ASE A5 Brakes Practice Test

21. A vehicle with a front disc, rear drum brake system skids, and nosedives when the brakes are first applied. Which of the following is causing this condition?

  • A. The pressure differential switch.
  • B. The metering valve.
  • C. The proportioning valve.
  • D. Aerated brake fluid.

21.

Answer A is wrong. The pressure differential switch warns the driver of a possible hydraulic leak in the system.

Answer B is correct. The metering valve delays hydraulic pressure to the front brakes and gives the system a chance to overcome rear drum spring tension. The metering valve helps achieve balanced braking.

Answer C is wrong. A proportioning valve controls pressure to the rear brakes. It's used to prevent rear-wheel lockup.

Answer D is wrong. Aerated brake fluid causes a spongy pedal and affects the front and rear brakes.

22. The right side brake light is inoperative and does not illuminate. All of the other lights are functioning normally. Which of the following is causing this condition?

  • A. A burned stop light fuse.
  • B. An open pressure differential switch.
  • C. An open brake switch.
  • D. A burned bulb.

22.

Answer A is wrong. If both the left and right side brake lights are out, start troubleshooting with a quick check of the circuit's fuse.

Answer B is wrong. The pressure differential switch is used to inform the driver if there is a leak in the system. It is used in dual master cylinders to detect a difference in pressure between the two sides. If there is a difference in pressure, the switch will complete the circuit and illuminate the red brake warning indicator lamp.

Answer C is wrong. A stuck closed brake switch completes the circuit. It results in brake light illumination at all times, even without pressing the pedal. A stuck open brake switch results in no brake light illumination.

Answer D is correct. Check the right side bulb first. Most of the time, it's apparent the bulb has burned by the discoloring inside the bulb.

23. A vehicle with an integral parking brake system binds and is not releasing properly. Technician A the return spring may be damaged or sticking. Technician B says a rusty parking brake cable can bind and prevent parking brake application and release. Who is correct?

  • A. Technician A
  • B. Technician B
  • C. Both A and B
  • D. Neither A or B

23.

Answer A is wrong. A damaged or missing return spring will keep the shoes from returning to rest correctly.

Answer B is wrong. A binding or misadjusted parking brake cable can prevent application and release.

Answer C is correct. Both technicians are correct.
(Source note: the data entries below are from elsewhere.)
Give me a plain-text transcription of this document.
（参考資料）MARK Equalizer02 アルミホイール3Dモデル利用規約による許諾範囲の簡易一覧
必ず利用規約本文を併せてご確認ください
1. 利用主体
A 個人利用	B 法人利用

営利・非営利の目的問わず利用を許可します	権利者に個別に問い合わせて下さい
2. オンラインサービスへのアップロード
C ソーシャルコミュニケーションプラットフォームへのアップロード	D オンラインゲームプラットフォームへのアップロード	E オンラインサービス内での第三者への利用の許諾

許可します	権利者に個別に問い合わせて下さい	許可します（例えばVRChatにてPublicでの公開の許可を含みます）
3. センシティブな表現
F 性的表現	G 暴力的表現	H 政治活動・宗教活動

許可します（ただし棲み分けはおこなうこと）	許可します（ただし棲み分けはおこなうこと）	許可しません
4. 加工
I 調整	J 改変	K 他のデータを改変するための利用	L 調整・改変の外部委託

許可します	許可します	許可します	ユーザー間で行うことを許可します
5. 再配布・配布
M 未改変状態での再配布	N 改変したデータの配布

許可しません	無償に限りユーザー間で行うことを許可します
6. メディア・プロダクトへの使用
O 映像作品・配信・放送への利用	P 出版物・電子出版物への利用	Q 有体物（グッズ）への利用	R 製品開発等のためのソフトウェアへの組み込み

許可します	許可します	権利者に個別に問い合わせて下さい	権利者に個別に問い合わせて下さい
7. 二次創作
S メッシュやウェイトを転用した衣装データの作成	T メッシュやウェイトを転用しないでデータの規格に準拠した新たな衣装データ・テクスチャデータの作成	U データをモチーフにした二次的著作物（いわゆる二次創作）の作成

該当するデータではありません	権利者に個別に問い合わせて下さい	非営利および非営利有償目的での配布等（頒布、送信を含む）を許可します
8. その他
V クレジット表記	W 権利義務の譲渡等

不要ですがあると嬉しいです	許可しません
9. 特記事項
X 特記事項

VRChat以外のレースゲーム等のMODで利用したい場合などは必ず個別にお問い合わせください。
Answer D is wrong. You'll also find that many strut bars have star adjusters incorporated. It's important to keep these systems adjusted to maintain proper parking brake tension and operation.

24. Caliper-integrated EPB parking brakes have all of the following EXCEPT:

  • A. A parking brake switch.
  • B. An electronic control unit.
  • C. A caliper mounted actuator.
  • D. A hand-operated lever.

24.

Answer A is wrong. There are two types of Electric Parking Brakes. They both have a switch in the passenger's compartment. Cable-puller EPB parking brakes use cables that can stretch and require periodic checks and adjustments. Caliper-integrated EPB parking brakes have actuators/motors fastened to the brake caliper and have no cables to rust or adjust.

Answer B is wrong. An electronic control unit receives inputs and operates the electric motors.

Answer C is wrong. The motor is part of the caliper. Check for special procedures. Electric parking brakes require a manufacturer-specific process before brake pad replacement. It depends on the vehicle. Typically a scan tool places the system in service or maintenance mode before replacing the pads.

Answer D is correct. A manual lever or handle and a brake cable activate conventional parking brake systems.

25. After measuring the inside diameter of a brake drum with a brake drum micrometer, the technician should use which of the following measurements?

  • A. The average of all the measurements.
  • B. A brake drum micrometer is not used.
  • C. The smallest measurement.
  • D. The largest measurement.

25.

Answer A is wrong. When measuring the inside diameter of a brake drum, use the largest measurement recorded.

Answer B is wrong. A brake drum inside micrometer is used to take this measurement.

Answer C is wrong. When measuring the inside of a brake drum, use the largest, not the smallest measurement.

Answer D is correct. Compare to the MAX "maximum diameter" stamped on the outside of the drum.